Google has just launched the Pixel, the newest high-specced Android that Apple needs to watch out for. With its specs, can it beat the Cupertino company's latest flagship, the iPhone 7? In some ways, yes.
Google is clearly targeting Apple as evident in their marketing stint for the Pixel. The paper specs are definitely impressive, but what exactly will make the Nexus successor take the lead against the iPhone 7?
Google did not certainly fail to mention that the Pixel still has the 3.5mm headphone jack, a feature that is missing from the iPhone 7. Following the huge uproar when Apple ditched the audio jack in favor of the Lightning Port, the 3.5mm hole is a welcome traditional feature to fans of high-end phones who may still have yet to choose which smartphone they will upgrade to.
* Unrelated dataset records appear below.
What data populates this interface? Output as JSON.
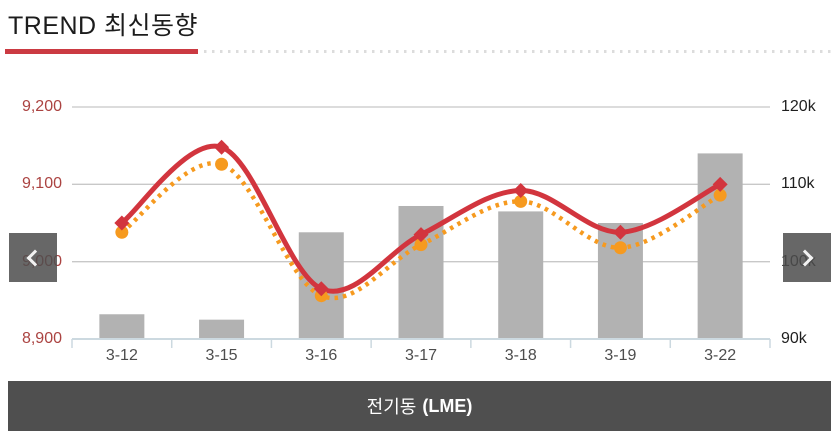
{
  "header": {
    "title": "TREND 최신동향"
  },
  "carousel": {
    "prev_label": "previous",
    "next_label": "next"
  },
  "footer": {
    "label_ko": "전기동",
    "label_en": "(LME)"
  },
  "colors": {
    "title_underline": "#cb3a42",
    "line_red": "#d2353e",
    "line_orange": "#f69a1f",
    "bar_gray": "#b2b2b2",
    "grid": "#c8c8c8",
    "axis": "#ccd9e0",
    "left_tick_text": "#ab4341",
    "right_tick_text": "#1f1f1f",
    "x_tick_text": "#4d4d4d",
    "footer_bg": "#4f4f4f"
  },
  "chart_data": {
    "type": "bar",
    "subtype": "bar+line combo, dual axis",
    "categories": [
      "3-12",
      "3-15",
      "3-16",
      "3-17",
      "3-18",
      "3-19",
      "3-22"
    ],
    "series": [
      {
        "name": "volume-bars",
        "type": "bar",
        "axis": "right",
        "values": [
          93.2,
          92.5,
          103.8,
          107.2,
          106.5,
          105.0,
          114.0
        ]
      },
      {
        "name": "price-solid-red",
        "type": "line",
        "style": "solid",
        "axis": "left",
        "values": [
          9050,
          9148,
          8965,
          9035,
          9092,
          9038,
          9100
        ]
      },
      {
        "name": "price-dotted-orange",
        "type": "line",
        "style": "dotted",
        "axis": "left",
        "values": [
          9038,
          9126,
          8956,
          9022,
          9078,
          9018,
          9086
        ]
      }
    ],
    "left_axis": {
      "ticks_top_to_bottom": [
        "9,200",
        "9,100",
        "9,000",
        "8,900"
      ],
      "min": 8900,
      "max": 9200
    },
    "right_axis": {
      "ticks_top_to_bottom": [
        "120k",
        "110k",
        "100k",
        "90k"
      ],
      "min": 90,
      "max": 120
    },
    "grid": true,
    "legend": false,
    "title": "TREND 최신동향",
    "xlabel": "",
    "ylabel": ""
  }
}
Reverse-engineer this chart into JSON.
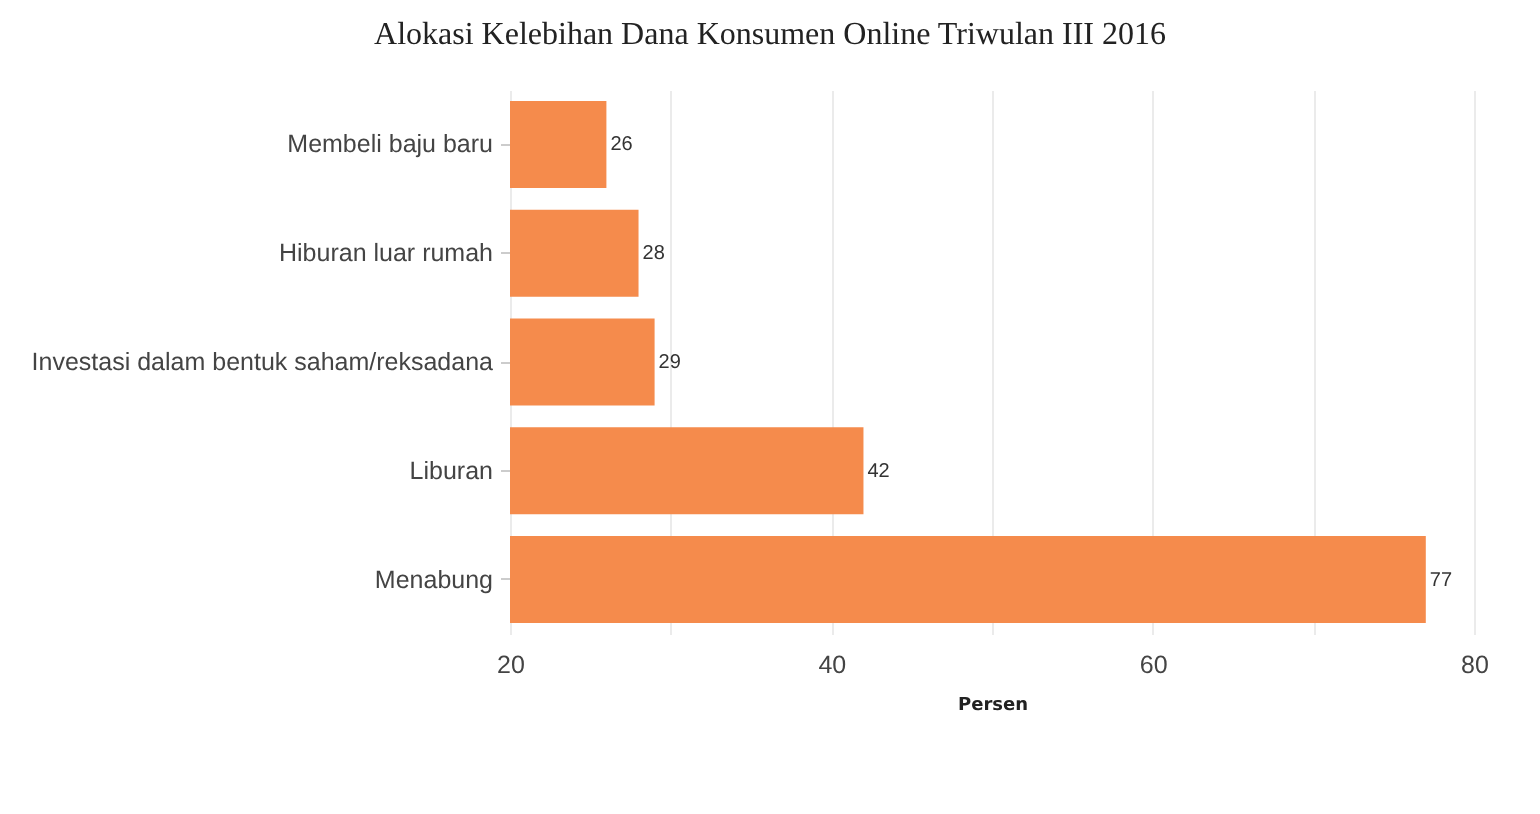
{
  "chart_data": {
    "type": "bar",
    "orientation": "horizontal",
    "title": "Alokasi Kelebihan Dana Konsumen Online Triwulan III 2016",
    "categories": [
      "Membeli baju baru",
      "Hiburan luar rumah",
      "Investasi dalam bentuk saham/reksadana",
      "Liburan",
      "Menabung"
    ],
    "values": [
      26,
      28,
      29,
      42,
      77
    ],
    "color": "#f58b4c",
    "xlabel": "Persen",
    "xlim": [
      20,
      80
    ],
    "xticks": [
      20,
      {
        "value": 30,
        "label": null
      },
      40,
      {
        "value": 50,
        "label": null
      },
      60,
      {
        "value": 70,
        "label": null
      },
      80
    ],
    "grid": "x",
    "data_labels": true
  }
}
The search engine giant also announced Daydream, a VR headset that costs only $60. It is fully compatible with the Pixel and Pixel XL, as per BGR, and fans can definitely enjoy playing VR titles with their new Google phones and the headset.
On the other hand, this technology may have yet to come to the iPhone 7. The iOS does not have its own VR app store yet, so finding VR titles to play on Apple's smartphones can be tough.
Unlimited Photo and Video Storage
With every purchase of the Pixel comes unlimited use of Google Photos, the company's own cloud service that offers storage for photos and videos. It can be noted that Apple also offers its own version, the iCloud, which has limited storage unless the user pays for more.
The iPhone 7 snaps pretty great photos. That is undeniable. But Pixel may have taken the lead in this race as DxOMark recently gave its camera a score of 89, three notches higher than the iPhone 7. On paper, the Google phone sports a 12MP rear camera with dual-LED flash with an f/2.0 aperture.
It can be noted, however, that the iPhone 7 still has its own merits, such as the optical image stabilization and the ability to capture RAW images.
While the Google Pixel has its own advantages, the iPhone 7 is still not to be taken lightly. Right now, it is up to the unique needs of consumers to determine which one is the right smartphone for them.